Helicoverpa armigera: “Brasil não pode viver só de agricultura orgânica”

07/02/2016

Um dos maiores desafios vividos pelo setor produtivo rural brasileiro é a falta de soluções para a proteção dos cultivos. A chegada da Helicoverpa armigera, há três anos, escancarou os sérios problemas estruturais do setor público que deveria amparar os agricultores afetados pelas diversas pragas e doenças que assolam um país de clima tropical.

Os problemas brasileiros vão desde a morosidade na avaliação e registro de produtos de defesa vegetal, passam pelo famigerado uso político dos órgãos que deveriam ser técnicos e acabam nos entraves ideológicos que fazem com que uma solução demore até cinco anos para chegar ao campo. Ouvida com exclusividade pelo Portal Agrolink, a Doutora em entomologia Cecilia Czepak analisa as agruras que afetam o setor nesta última reportagem da série “Helicoverpa armigera”.

“A obtenção de registros é extremamente morosa no país.

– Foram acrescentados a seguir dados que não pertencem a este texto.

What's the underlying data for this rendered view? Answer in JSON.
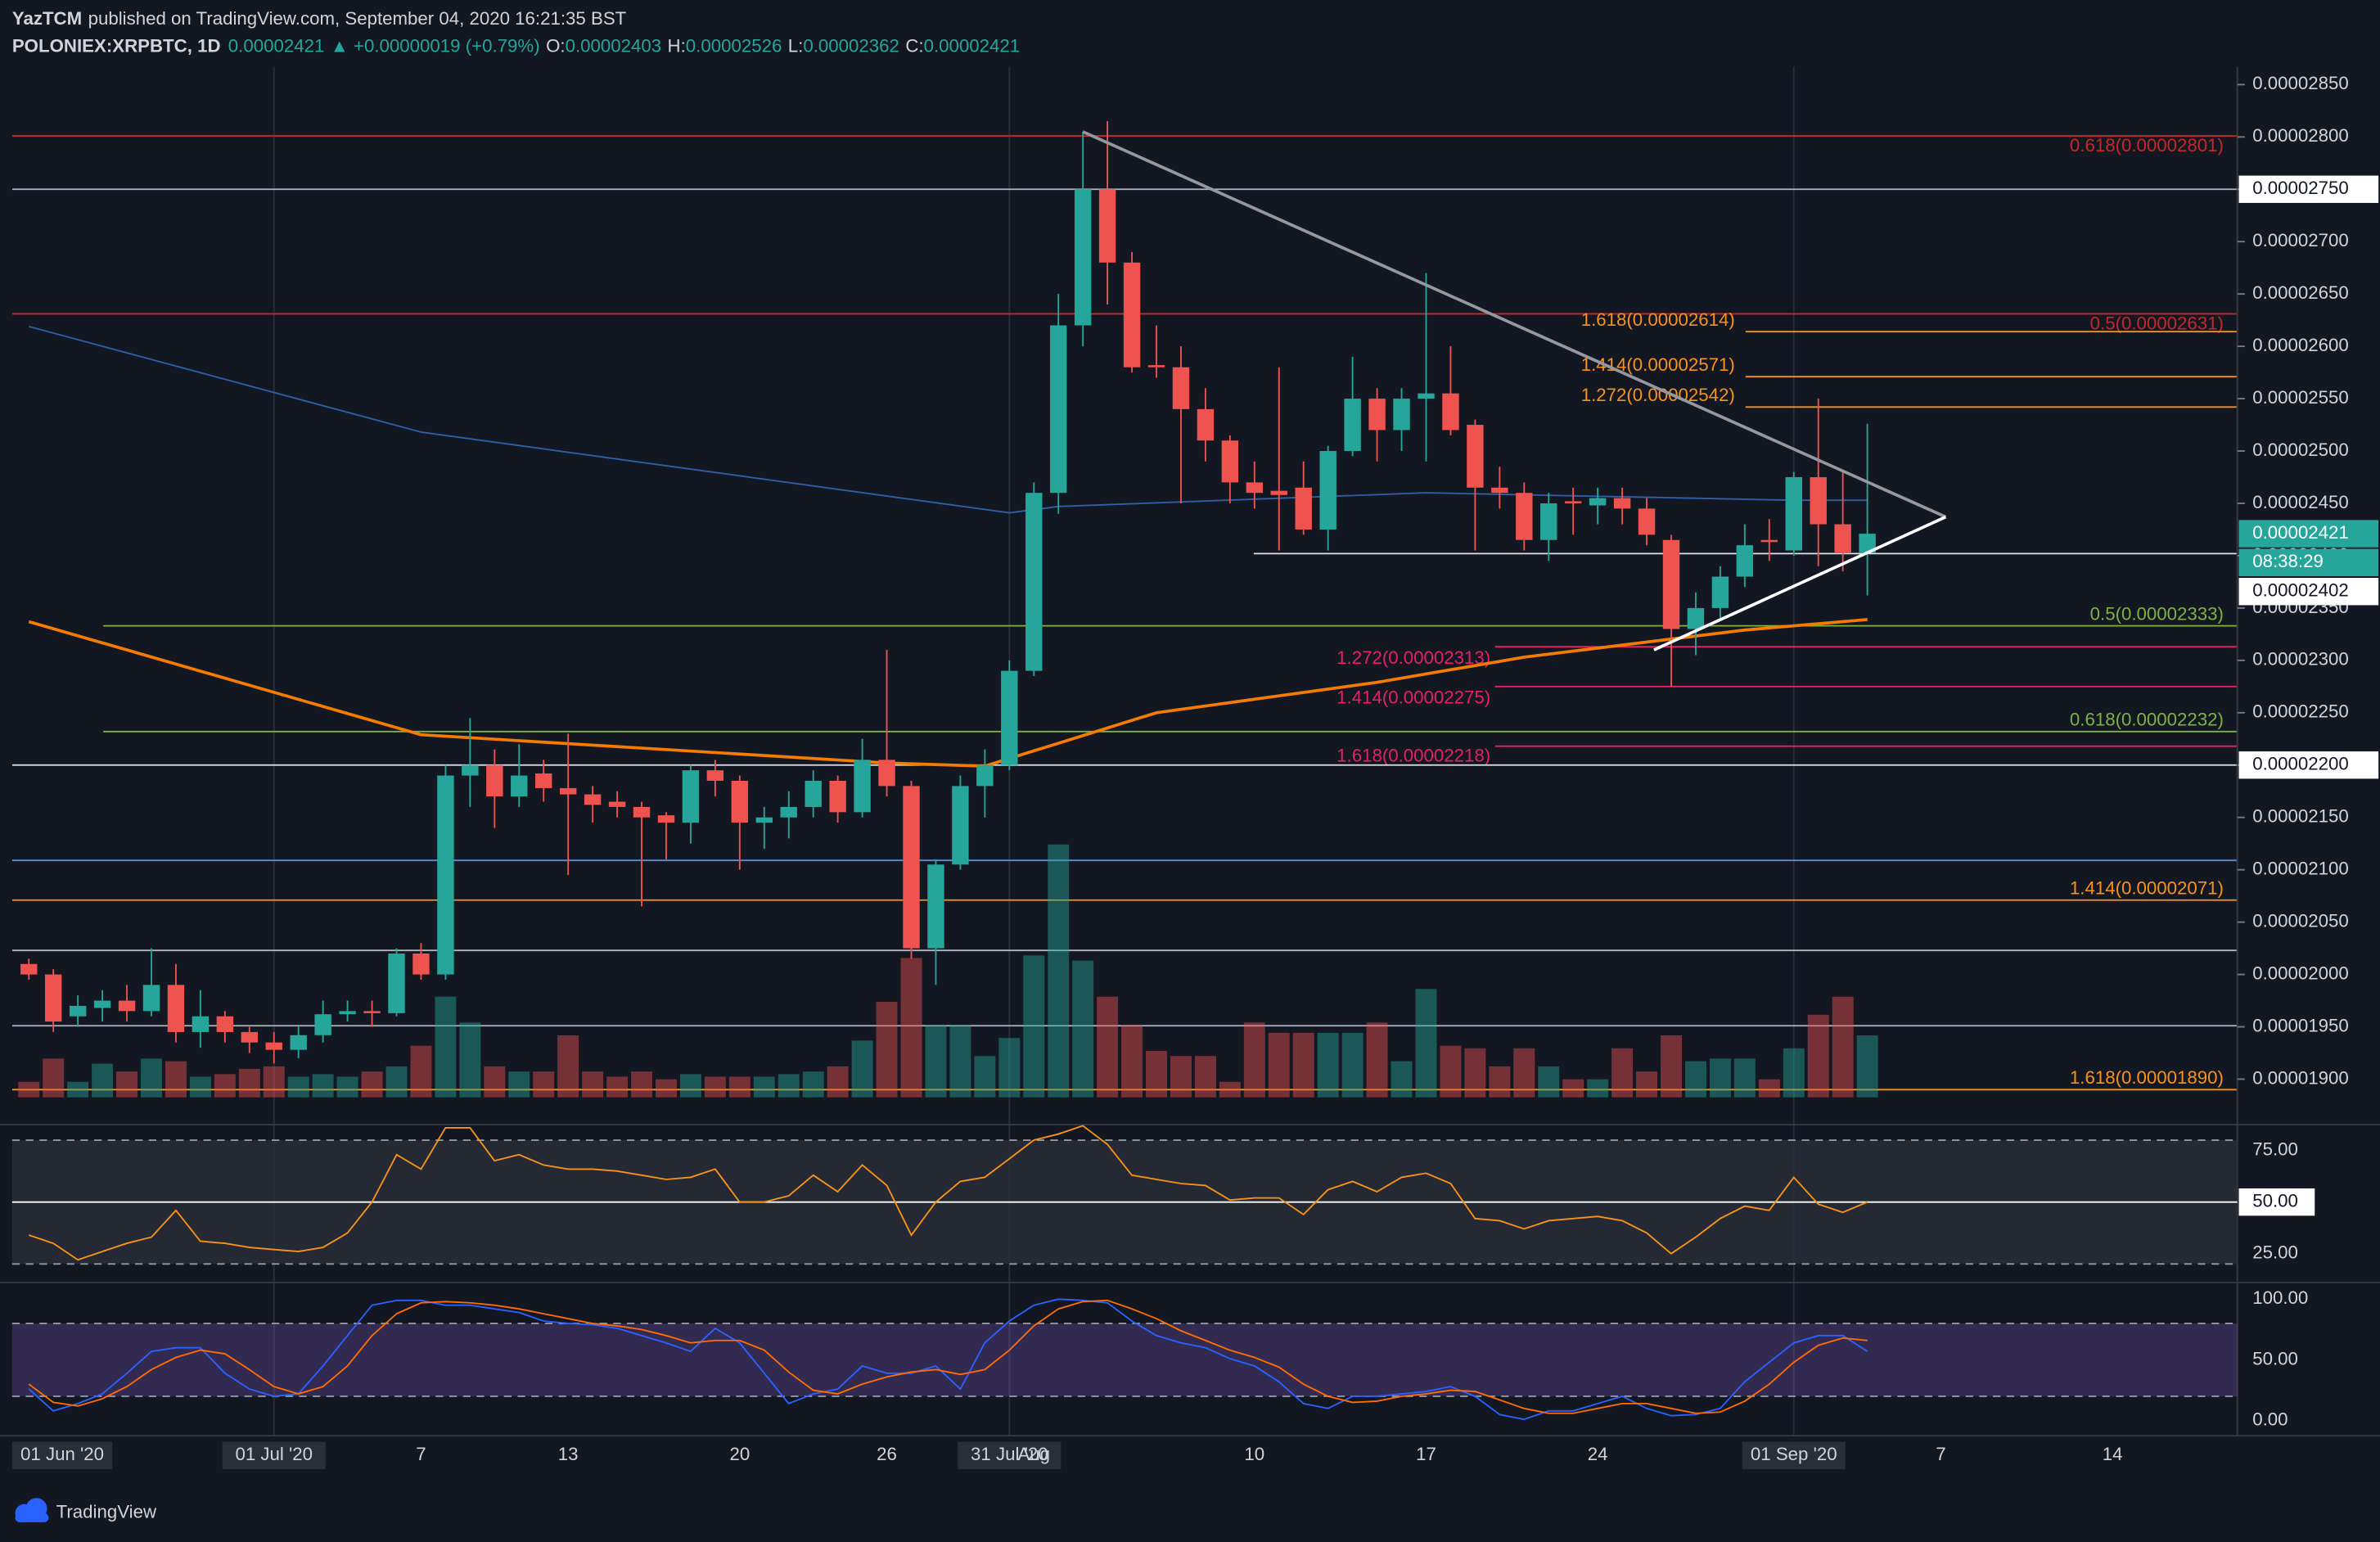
{
  "header": {
    "author": "YazTCM",
    "credit": "published on TradingView.com, September 04, 2020 16:21:35 BST",
    "symbol": "POLONIEX:XRPBTC, 1D",
    "last": "0.00002421",
    "change": "▲ +0.00000019 (+0.79%)",
    "ohlc": [
      {
        "label": "O:",
        "value": "0.00002403"
      },
      {
        "label": "H:",
        "value": "0.00002526"
      },
      {
        "label": "L:",
        "value": "0.00002362"
      },
      {
        "label": "C:",
        "value": "0.00002421"
      }
    ]
  },
  "footer": {
    "brand": "TradingView"
  },
  "chart_data": {
    "type": "candlestick",
    "categories": [
      null,
      null,
      null,
      null,
      null,
      null,
      null,
      null,
      null,
      null,
      "01 Jul '20",
      null,
      null,
      null,
      null,
      null,
      "7",
      null,
      null,
      null,
      null,
      null,
      "13",
      null,
      null,
      null,
      null,
      null,
      null,
      "20",
      null,
      null,
      null,
      null,
      null,
      "26",
      null,
      null,
      null,
      null,
      "31 Jul '20",
      "Aug",
      null,
      null,
      null,
      null,
      null,
      null,
      null,
      null,
      "10",
      null,
      null,
      null,
      null,
      null,
      null,
      "17",
      null,
      null,
      null,
      null,
      null,
      null,
      "24",
      null,
      null,
      null,
      null,
      null,
      null,
      null,
      "01 Sep '20",
      null,
      null,
      null,
      null,
      null,
      "7",
      null,
      null,
      null,
      null,
      null,
      null,
      "14"
    ],
    "left_date_label": "01 Jun '20",
    "open": [
      2.01e-05,
      2e-05,
      1.96e-05,
      1.968e-05,
      1.975e-05,
      1.965e-05,
      1.99e-05,
      1.945e-05,
      1.96e-05,
      1.945e-05,
      1.935e-05,
      1.928e-05,
      1.942e-05,
      1.962e-05,
      1.965e-05,
      1.963e-05,
      2.02e-05,
      2e-05,
      2.19e-05,
      2.2e-05,
      2.17e-05,
      2.192e-05,
      2.178e-05,
      2.172e-05,
      2.165e-05,
      2.16e-05,
      2.152e-05,
      2.145e-05,
      2.195e-05,
      2.185e-05,
      2.145e-05,
      2.15e-05,
      2.16e-05,
      2.185e-05,
      2.155e-05,
      2.205e-05,
      2.18e-05,
      2.025e-05,
      2.105e-05,
      2.18e-05,
      2.2e-05,
      2.29e-05,
      2.46e-05,
      2.62e-05,
      2.75e-05,
      2.68e-05,
      2.582e-05,
      2.58e-05,
      2.54e-05,
      2.51e-05,
      2.47e-05,
      2.462e-05,
      2.465e-05,
      2.425e-05,
      2.5e-05,
      2.55e-05,
      2.52e-05,
      2.55e-05,
      2.555e-05,
      2.525e-05,
      2.465e-05,
      2.46e-05,
      2.415e-05,
      2.452e-05,
      2.448e-05,
      2.455e-05,
      2.445e-05,
      2.415e-05,
      2.33e-05,
      2.35e-05,
      2.38e-05,
      2.415e-05,
      2.405e-05,
      2.475e-05,
      2.43e-05,
      2.403e-05,
      null,
      null,
      null,
      null,
      null,
      null,
      null,
      null,
      null,
      null
    ],
    "high": [
      2.015e-05,
      2.005e-05,
      1.98e-05,
      1.985e-05,
      1.99e-05,
      2.025e-05,
      2.01e-05,
      1.985e-05,
      1.965e-05,
      1.95e-05,
      1.945e-05,
      1.95e-05,
      1.975e-05,
      1.975e-05,
      1.975e-05,
      2.025e-05,
      2.03e-05,
      2.2e-05,
      2.245e-05,
      2.215e-05,
      2.22e-05,
      2.205e-05,
      2.23e-05,
      2.18e-05,
      2.175e-05,
      2.165e-05,
      2.155e-05,
      2.2e-05,
      2.205e-05,
      2.19e-05,
      2.16e-05,
      2.175e-05,
      2.195e-05,
      2.19e-05,
      2.225e-05,
      2.31e-05,
      2.185e-05,
      2.11e-05,
      2.19e-05,
      2.215e-05,
      2.3e-05,
      2.47e-05,
      2.65e-05,
      2.805e-05,
      2.815e-05,
      2.69e-05,
      2.62e-05,
      2.6e-05,
      2.56e-05,
      2.515e-05,
      2.49e-05,
      2.58e-05,
      2.49e-05,
      2.505e-05,
      2.59e-05,
      2.56e-05,
      2.56e-05,
      2.67e-05,
      2.6e-05,
      2.53e-05,
      2.485e-05,
      2.47e-05,
      2.46e-05,
      2.465e-05,
      2.465e-05,
      2.465e-05,
      2.455e-05,
      2.42e-05,
      2.365e-05,
      2.39e-05,
      2.43e-05,
      2.435e-05,
      2.48e-05,
      2.55e-05,
      2.48e-05,
      2.526e-05,
      null,
      null,
      null,
      null,
      null,
      null,
      null,
      null,
      null,
      null
    ],
    "low": [
      1.995e-05,
      1.945e-05,
      1.95e-05,
      1.955e-05,
      1.955e-05,
      1.96e-05,
      1.935e-05,
      1.93e-05,
      1.935e-05,
      1.925e-05,
      1.915e-05,
      1.92e-05,
      1.935e-05,
      1.955e-05,
      1.95e-05,
      1.96e-05,
      1.995e-05,
      1.995e-05,
      2.16e-05,
      2.14e-05,
      2.16e-05,
      2.165e-05,
      2.095e-05,
      2.145e-05,
      2.15e-05,
      2.065e-05,
      2.11e-05,
      2.125e-05,
      2.17e-05,
      2.1e-05,
      2.12e-05,
      2.13e-05,
      2.15e-05,
      2.145e-05,
      2.15e-05,
      2.17e-05,
      2.015e-05,
      1.99e-05,
      2.1e-05,
      2.15e-05,
      2.195e-05,
      2.285e-05,
      2.44e-05,
      2.6e-05,
      2.64e-05,
      2.575e-05,
      2.57e-05,
      2.45e-05,
      2.49e-05,
      2.45e-05,
      2.445e-05,
      2.405e-05,
      2.42e-05,
      2.405e-05,
      2.495e-05,
      2.49e-05,
      2.5e-05,
      2.49e-05,
      2.515e-05,
      2.405e-05,
      2.445e-05,
      2.405e-05,
      2.395e-05,
      2.42e-05,
      2.43e-05,
      2.43e-05,
      2.41e-05,
      2.275e-05,
      2.305e-05,
      2.34e-05,
      2.37e-05,
      2.395e-05,
      2.4e-05,
      2.39e-05,
      2.385e-05,
      2.362e-05,
      null,
      null,
      null,
      null,
      null,
      null,
      null,
      null,
      null,
      null
    ],
    "close": [
      2e-05,
      1.955e-05,
      1.97e-05,
      1.975e-05,
      1.965e-05,
      1.99e-05,
      1.945e-05,
      1.96e-05,
      1.945e-05,
      1.935e-05,
      1.928e-05,
      1.942e-05,
      1.962e-05,
      1.965e-05,
      1.963e-05,
      2.02e-05,
      2e-05,
      2.19e-05,
      2.2e-05,
      2.17e-05,
      2.19e-05,
      2.178e-05,
      2.172e-05,
      2.162e-05,
      2.16e-05,
      2.15e-05,
      2.145e-05,
      2.195e-05,
      2.185e-05,
      2.145e-05,
      2.15e-05,
      2.16e-05,
      2.185e-05,
      2.155e-05,
      2.205e-05,
      2.18e-05,
      2.025e-05,
      2.105e-05,
      2.18e-05,
      2.2e-05,
      2.29e-05,
      2.46e-05,
      2.62e-05,
      2.75e-05,
      2.68e-05,
      2.58e-05,
      2.58e-05,
      2.54e-05,
      2.51e-05,
      2.47e-05,
      2.46e-05,
      2.458e-05,
      2.425e-05,
      2.5e-05,
      2.55e-05,
      2.52e-05,
      2.55e-05,
      2.555e-05,
      2.52e-05,
      2.465e-05,
      2.46e-05,
      2.415e-05,
      2.45e-05,
      2.45e-05,
      2.455e-05,
      2.445e-05,
      2.42e-05,
      2.33e-05,
      2.35e-05,
      2.38e-05,
      2.41e-05,
      2.413e-05,
      2.475e-05,
      2.43e-05,
      2.403e-05,
      2.421e-05,
      null,
      null,
      null,
      null,
      null,
      null,
      null,
      null,
      null,
      null
    ],
    "up_color": "#26a69a",
    "down_color": "#ef5350",
    "volume": [
      6,
      15,
      6,
      13,
      10,
      15,
      14,
      8,
      9,
      11,
      12,
      8,
      9,
      8,
      10,
      12,
      20,
      39,
      29,
      12,
      10,
      10,
      24,
      10,
      8,
      10,
      7,
      9,
      8,
      8,
      8,
      9,
      10,
      12,
      22,
      37,
      54,
      28,
      28,
      16,
      23,
      55,
      98,
      53,
      39,
      28,
      18,
      16,
      16,
      6,
      29,
      25,
      25,
      25,
      25,
      29,
      14,
      42,
      20,
      19,
      12,
      19,
      12,
      7,
      7,
      19,
      10,
      24,
      14,
      15,
      15,
      7,
      19,
      32,
      39,
      24,
      null,
      null,
      null,
      null,
      null,
      null,
      null,
      null,
      null,
      null
    ],
    "volume_lim": [
      0,
      100
    ],
    "ylim": [
      1.858e-05,
      2.867e-05
    ],
    "yticks": [
      {
        "value": 2.85e-05,
        "label": "0.00002850"
      },
      {
        "value": 2.8e-05,
        "label": "0.00002800"
      },
      {
        "value": 2.75e-05,
        "label": "0.00002750"
      },
      {
        "value": 2.7e-05,
        "label": "0.00002700"
      },
      {
        "value": 2.65e-05,
        "label": "0.00002650"
      },
      {
        "value": 2.6e-05,
        "label": "0.00002600"
      },
      {
        "value": 2.55e-05,
        "label": "0.00002550"
      },
      {
        "value": 2.5e-05,
        "label": "0.00002500"
      },
      {
        "value": 2.45e-05,
        "label": "0.00002450"
      },
      {
        "value": 2.4e-05,
        "label": "0.00002400"
      },
      {
        "value": 2.35e-05,
        "label": "0.00002350"
      },
      {
        "value": 2.3e-05,
        "label": "0.00002300"
      },
      {
        "value": 2.25e-05,
        "label": "0.00002250"
      },
      {
        "value": 2.2e-05,
        "label": "0.00002200"
      },
      {
        "value": 2.15e-05,
        "label": "0.00002150"
      },
      {
        "value": 2.1e-05,
        "label": "0.00002100"
      },
      {
        "value": 2.05e-05,
        "label": "0.00002050"
      },
      {
        "value": 2e-05,
        "label": "0.00002000"
      },
      {
        "value": 1.95e-05,
        "label": "0.00001950"
      },
      {
        "value": 1.9e-05,
        "label": "0.00001900"
      }
    ],
    "price_labels": [
      {
        "value": 2.75e-05,
        "label": "0.00002750",
        "style": "white"
      },
      {
        "value": 2.421e-05,
        "label": "0.00002421",
        "style": "green"
      },
      {
        "value": 2.402e-05,
        "label": "0.00002402",
        "style": "white"
      },
      {
        "value": 2.2e-05,
        "label": "0.00002200",
        "style": "white"
      }
    ],
    "countdown": "08:38:29",
    "levels": [
      {
        "value": 2.801e-05,
        "label": "0.618(0.00002801)",
        "color": "#c62828"
      },
      {
        "value": 2.75e-05,
        "color": "#b2b5be"
      },
      {
        "value": 2.631e-05,
        "label": "0.5(0.00002631)",
        "color": "#c62828"
      },
      {
        "value": 2.614e-05,
        "label": "1.618(0.00002614)",
        "color": "#f7931a"
      },
      {
        "value": 2.571e-05,
        "label": "1.414(0.00002571)",
        "color": "#f7931a"
      },
      {
        "value": 2.542e-05,
        "label": "1.272(0.00002542)",
        "color": "#f7931a"
      },
      {
        "value": 2.402e-05,
        "color": "#e0e3eb"
      },
      {
        "value": 2.333e-05,
        "label": "0.5(0.00002333)",
        "color": "#7cb342"
      },
      {
        "value": 2.313e-05,
        "label": "1.272(0.00002313)",
        "color": "#e91e63"
      },
      {
        "value": 2.275e-05,
        "label": "1.414(0.00002275)",
        "color": "#e91e63"
      },
      {
        "value": 2.232e-05,
        "label": "0.618(0.00002232)",
        "color": "#7cb342"
      },
      {
        "value": 2.218e-05,
        "label": "1.618(0.00002218)",
        "color": "#e91e63"
      },
      {
        "value": 2.2e-05,
        "color": "#e0e3eb"
      },
      {
        "value": 2.109e-05,
        "color": "#5b8dd6"
      },
      {
        "value": 2.071e-05,
        "label": "1.414(0.00002071)",
        "color": "#f7931a"
      },
      {
        "value": 2.023e-05,
        "color": "#b2b5be"
      },
      {
        "value": 1.951e-05,
        "color": "#b2b5be"
      },
      {
        "value": 1.89e-05,
        "label": "1.618(0.00001890)",
        "color": "#f7931a"
      }
    ],
    "trendlines": [
      {
        "x": [
          43,
          78.2
        ],
        "values": [
          2.805e-05,
          2.437e-05
        ],
        "color": "#9598a1"
      },
      {
        "x": [
          66.3,
          78.2
        ],
        "values": [
          2.31e-05,
          2.437e-05
        ],
        "color": "#ffffff"
      }
    ],
    "moving_averages": [
      {
        "color": "#2f5fa8",
        "x": [
          0,
          16,
          40,
          42,
          57,
          72,
          75
        ],
        "values": [
          2.619e-05,
          2.518e-05,
          2.441e-05,
          2.447e-05,
          2.46e-05,
          2.453e-05,
          2.453e-05
        ]
      },
      {
        "color": "#f57c00",
        "x": [
          0,
          16,
          35,
          39,
          46,
          55,
          61,
          70,
          75
        ],
        "values": [
          2.337e-05,
          2.229e-05,
          2.202e-05,
          2.199e-05,
          2.25e-05,
          2.279e-05,
          2.303e-05,
          2.329e-05,
          2.339e-05
        ]
      }
    ],
    "rsi": {
      "ylim": [
        14.7,
        86.8
      ],
      "yticks": [
        {
          "value": 75,
          "label": "75.00"
        },
        {
          "value": 50,
          "label": "50.00"
        },
        {
          "value": 25,
          "label": "25.00"
        }
      ],
      "band": [
        20,
        80
      ],
      "color": "#f7931a",
      "values": [
        34,
        30,
        22,
        26,
        30,
        33,
        46,
        31,
        30,
        28,
        27,
        26,
        28,
        35,
        50,
        73,
        66,
        86,
        86,
        70,
        73,
        68,
        66,
        66,
        65,
        63,
        61,
        62,
        66,
        50,
        50,
        53,
        63,
        55,
        68,
        58,
        34,
        50,
        60,
        62,
        71,
        80,
        83,
        87,
        78,
        63,
        61,
        59,
        58,
        51,
        52,
        52,
        44,
        56,
        60,
        55,
        62,
        64,
        59,
        42,
        41,
        37,
        41,
        42,
        43,
        41,
        35,
        25,
        33,
        42,
        48,
        46,
        62,
        49,
        45,
        50,
        null,
        null,
        null,
        null,
        null,
        null,
        null,
        null,
        null,
        null
      ]
    },
    "stoch_rsi": {
      "ylim": [
        -12.5,
        112.5
      ],
      "yticks": [
        {
          "value": 100,
          "label": "100.00"
        },
        {
          "value": 50,
          "label": "50.00"
        },
        {
          "value": 0,
          "label": "0.00"
        }
      ],
      "band": [
        20,
        80
      ],
      "band_color": "#7e57c2",
      "series": [
        {
          "color": "#2962ff",
          "values": [
            26,
            8,
            14,
            22,
            39,
            57,
            60,
            60,
            39,
            26,
            20,
            22,
            45,
            70,
            95,
            99,
            99,
            95,
            95,
            92,
            89,
            82,
            80,
            79,
            76,
            70,
            64,
            57,
            76,
            64,
            39,
            14,
            22,
            26,
            45,
            39,
            39,
            45,
            26,
            64,
            82,
            95,
            100,
            99,
            97,
            82,
            70,
            64,
            60,
            51,
            45,
            32,
            14,
            10,
            20,
            20,
            22,
            24,
            28,
            20,
            5,
            1,
            8,
            8,
            14,
            20,
            10,
            4,
            5,
            10,
            32,
            48,
            64,
            70,
            70,
            57,
            null,
            null,
            null,
            null,
            null,
            null,
            null,
            null,
            null,
            null
          ]
        },
        {
          "color": "#ff6d00",
          "values": [
            30,
            15,
            12,
            18,
            28,
            42,
            52,
            58,
            55,
            42,
            28,
            22,
            28,
            45,
            70,
            88,
            97,
            98,
            97,
            95,
            92,
            88,
            84,
            80,
            78,
            75,
            70,
            64,
            66,
            66,
            58,
            40,
            25,
            22,
            30,
            36,
            40,
            42,
            38,
            42,
            58,
            78,
            92,
            98,
            99,
            92,
            84,
            74,
            66,
            58,
            52,
            44,
            30,
            20,
            15,
            16,
            20,
            22,
            25,
            24,
            17,
            10,
            6,
            6,
            10,
            14,
            14,
            10,
            6,
            7,
            16,
            30,
            48,
            62,
            68,
            66,
            null,
            null,
            null,
            null,
            null,
            null,
            null,
            null,
            null,
            null
          ]
        }
      ]
    }
  }
}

Os responsáveis precisam ouvir as classes produtivas, pois não é possível manter os maiores interessados fora desse sistema. É necessário que eles saibam o que os produtores passam no campo, para saberem dosar melhor as regras no momento de liberar esse ou aquele produto, sem é claro, comprometer o consumidor e o meio ambiente”, aponta.

A especialista não considera ultrapassado o sistema brasileiro que divide a tarifa entre Anvisa, Mapa e Ibama: “Cada um cumpre o seu papel nas áreas que lhes são atribuídas, mas alguns precisam se atualizar um pouco mais sobre os verdadeiros problemas da agricultura, e deixar de fazer um pouco esta política ‘socioambientalista’”.

“O Brasil não pode viver só de agricultura orgânica, infelizmente. O país precisa produzir, pois a agricultura é que tem sustentado nossa economia. Produzir exige tecnologia, portanto, neste caso, os agroquímicos não podem ficar de fora. O que precisamos talvez são leis que exijam dos produtores a adoção destas tecnologias de forma discriminada e com consciência, e que venham a ser fiscalizados de forma contínua pelos órgãos competentes”, sustenta Cecilia.

Ela aponta ainda o problema da fiscalização sobre como se está utilizando esse produto no campo: “é muitas vezes falha. Isso porque não temos uma política de manutenção dos órgãos fiscalizadores no campo, que sofrem continuamente cortes de verbas e de pessoal, tornando a fiscalização quase impossível num país com a extensão territorial do Brasil”.

“Entretanto, não seria somente essa a mudança, pois enquanto os nossos governantes continuarem a rifar os altos cargos, colocando pessoas do seu interesse partidário em detrimento ao setor e não levando em conta o grau de conhecimento técnico do responsável pela pasta, tenho dúvidas sobre qualquer mudança. Estamos a mercê de interesses muitas vezes político-partidários, e isso é uma pena”, analisa.

“Os altos cargos do governo só poderiam ser preenchidos por pessoas da área, que tenham passado por concurso público, sem o incômodo da indicação política. Assim talvez acabariam, ou, pelo menos, diminuiriam esses desmandos no país. No mínimo não haveria cobranças de interesse exclusivamente partidário, como as que acontecem atualmente”, conclui.